Já escrevi, aqui no blog, sobre a INVOLUÇÃO de nossas crianças. Sim, porque eu não tenho dúvida que não só a mentalidade e a sensibilidade de nossas crianças regrediram e continuam regredindo, mas também a forma como as tratamos. É claro que a violência contra crianças e adolescentes deve ser duramente combatida. Agora, proibir um pai de dar uma palmada no filho? É um absurdo, simplesmente isso. 
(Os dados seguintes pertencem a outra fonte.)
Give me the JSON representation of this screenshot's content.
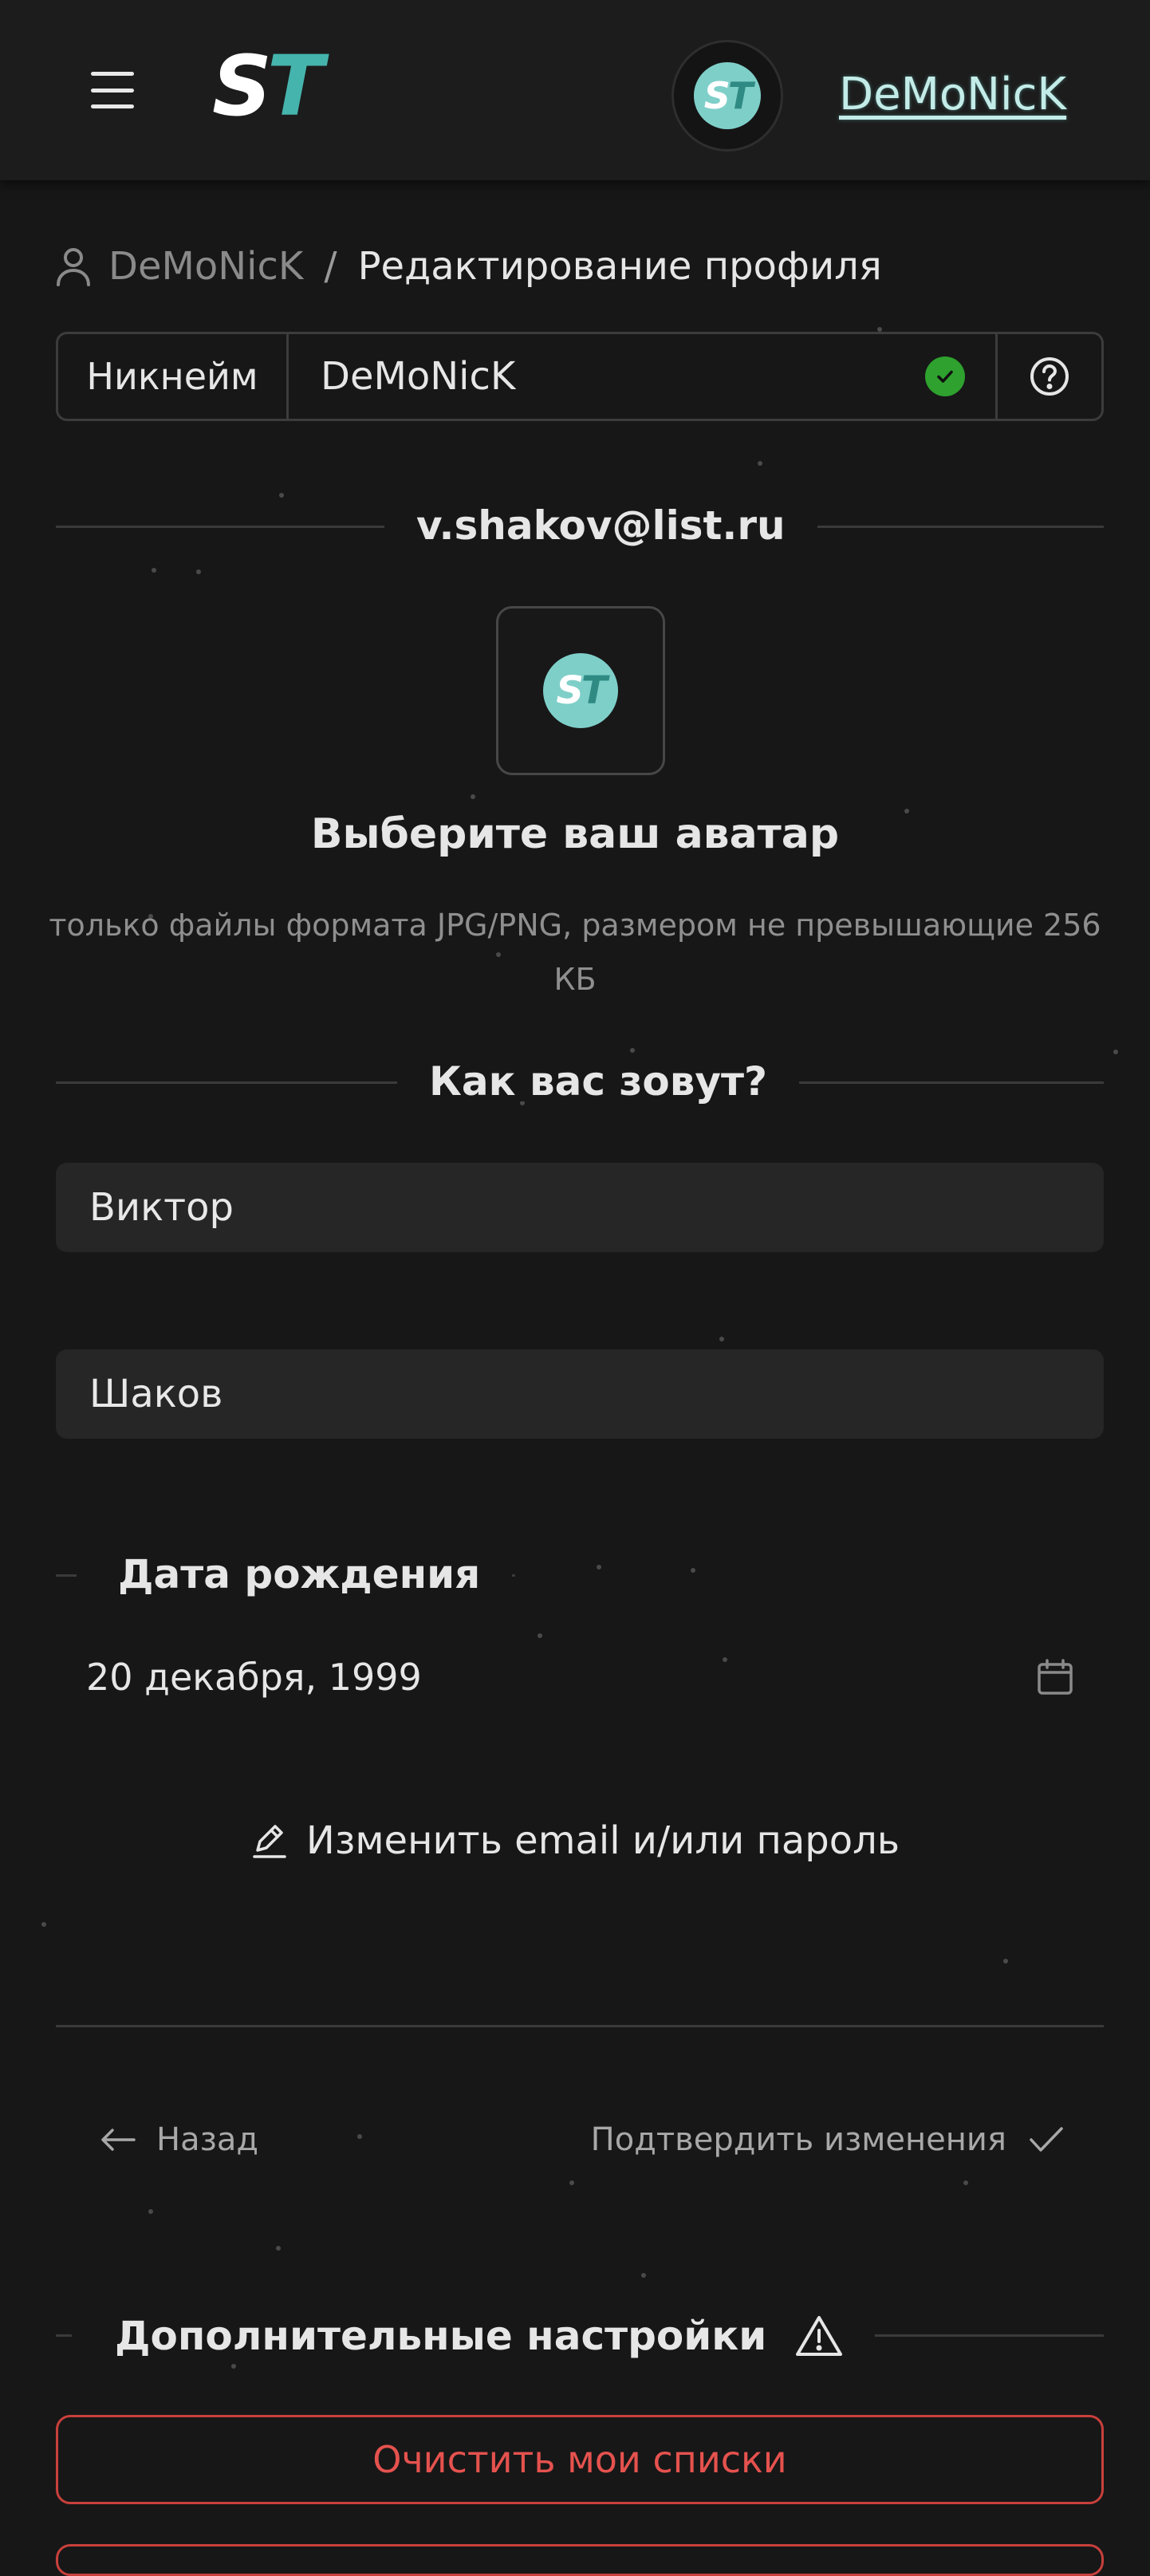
{
  "header": {
    "menu_icon": "hamburger-icon",
    "logo": {
      "s": "S",
      "t": "T"
    },
    "avatar_initials": {
      "s": "S",
      "t": "T"
    },
    "username": "DeMoNicK"
  },
  "breadcrumb": {
    "icon": "user-icon",
    "user": "DeMoNicK",
    "separator": "/",
    "current": "Редактирование профиля"
  },
  "nickname": {
    "label": "Никнейм",
    "value": "DeMoNicK",
    "status_icon": "check-circle-icon",
    "help_icon": "question-circle-icon"
  },
  "email": "v.shakov@list.ru",
  "avatar": {
    "title": "Выберите ваш аватар",
    "hint": "только файлы формата JPG/PNG, размером не превышающие 256 КБ"
  },
  "name_section": {
    "title": "Как вас зовут?",
    "first_name": "Виктор",
    "last_name": "Шаков"
  },
  "birthday": {
    "title": "Дата рождения",
    "value": "20 декабря, 1999",
    "icon": "calendar-icon"
  },
  "change_credentials": {
    "label": "Изменить email и/или пароль",
    "icon": "pencil-icon"
  },
  "actions": {
    "back": "Назад",
    "confirm": "Подтвердить изменения"
  },
  "extra": {
    "title": "Дополнительные настройки",
    "icon": "warning-icon",
    "clear_lists": "Очистить мои списки"
  },
  "colors": {
    "accent": "#45b4ad",
    "danger": "#e5524e",
    "success": "#2ea12e",
    "background": "#171717"
  }
}
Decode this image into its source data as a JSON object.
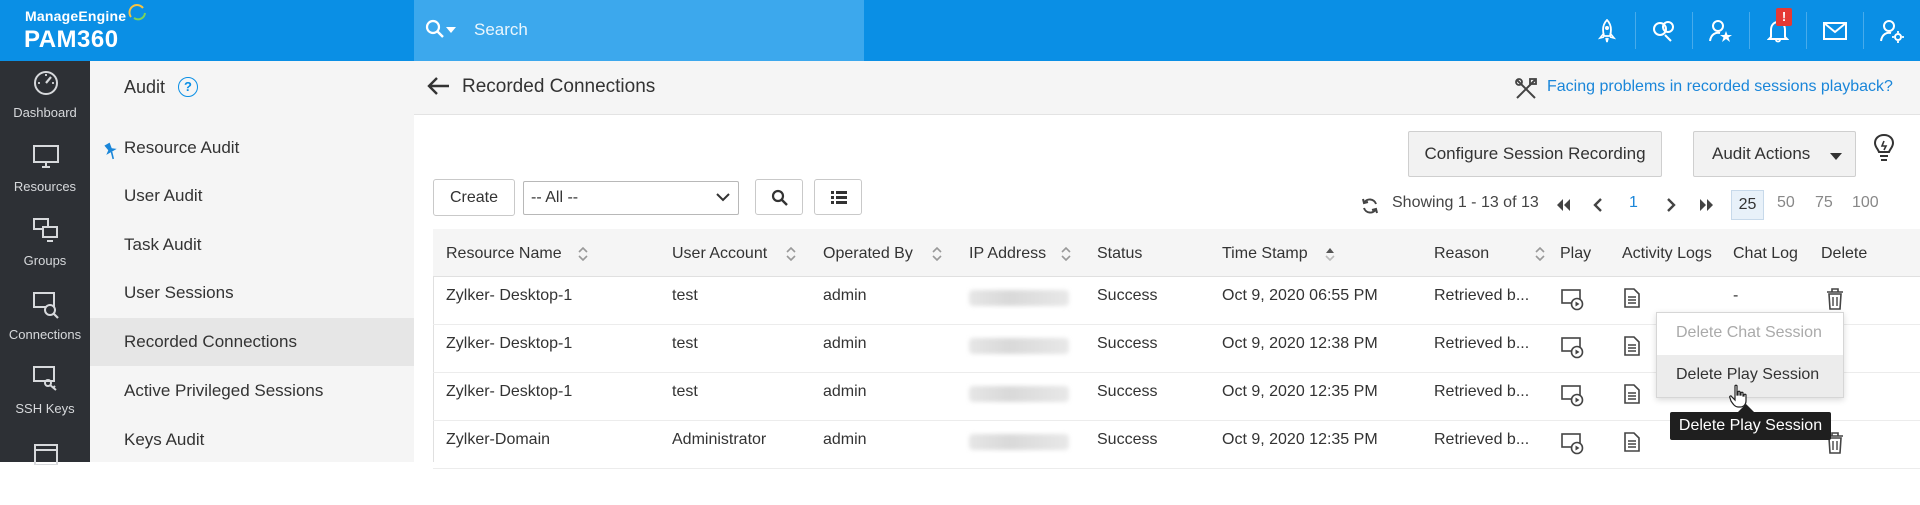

Chegamos a uma completa inversão de valores. Hoje são os filhos que batem nos pais. E nos professores. E o conselho tutelar "moderninho", baseado em um Estatuto da Criança e do Adolescente hipócrita e imbecil, que acabou por retirar a necessária autoridade dos pais para a estrutura e organização das famílias, passa a mão na cabecinha de crianças desrespeitosas, estúpidas, violentas, enchendo-as  de direitos e não obrigando a quase nenhum dever. Eu levei muitas palmadas e hoje agradeço a meus pais por todas que levei. 

O texto abaixo é a republicação de um trecho de um texto de minha autoria já publicado aqui no blog:
"As crianças de hoje são muito “espertinhas”, raciocinativas, entendem de computadores, de máquinas, de tecnologias, das coisas práticas da vida, mas nada sabem sobre a vida em si. Nada sabem sobre seu papel no mundo. E não conseguem nem pensar sobre isso. Muito menos sentir. Parece que atrofiaram grande parte de suas inteligências. Não conseguem se sensibilizar com nada. Não falo de sentimentalismos, mas de uma sensibilidade consciente, madura, uma capacidade de captar as grandes questões do mundo, da humanidade, do universo. E de se posicionar dentro delas. As crianças de hoje não fazem mais isso. Não estão nem aí para nada. Isso é ser inteligente? Falta-lhes a inteligência emocional. A inteligência artística. A inteligência intuitiva. A inteligência da sensibilidade. Falta uma inteligência que torne as crianças mais sensíveis, mais conscientes. Falta uma inteligência que faça as crianças perceberem que estão inseridas na humanidade, que possuem responsabilidade para com o planeta e para com seus semelhantes.

Na imagem, o quadro "As Filhas de Catulle Mendes", de Renoir.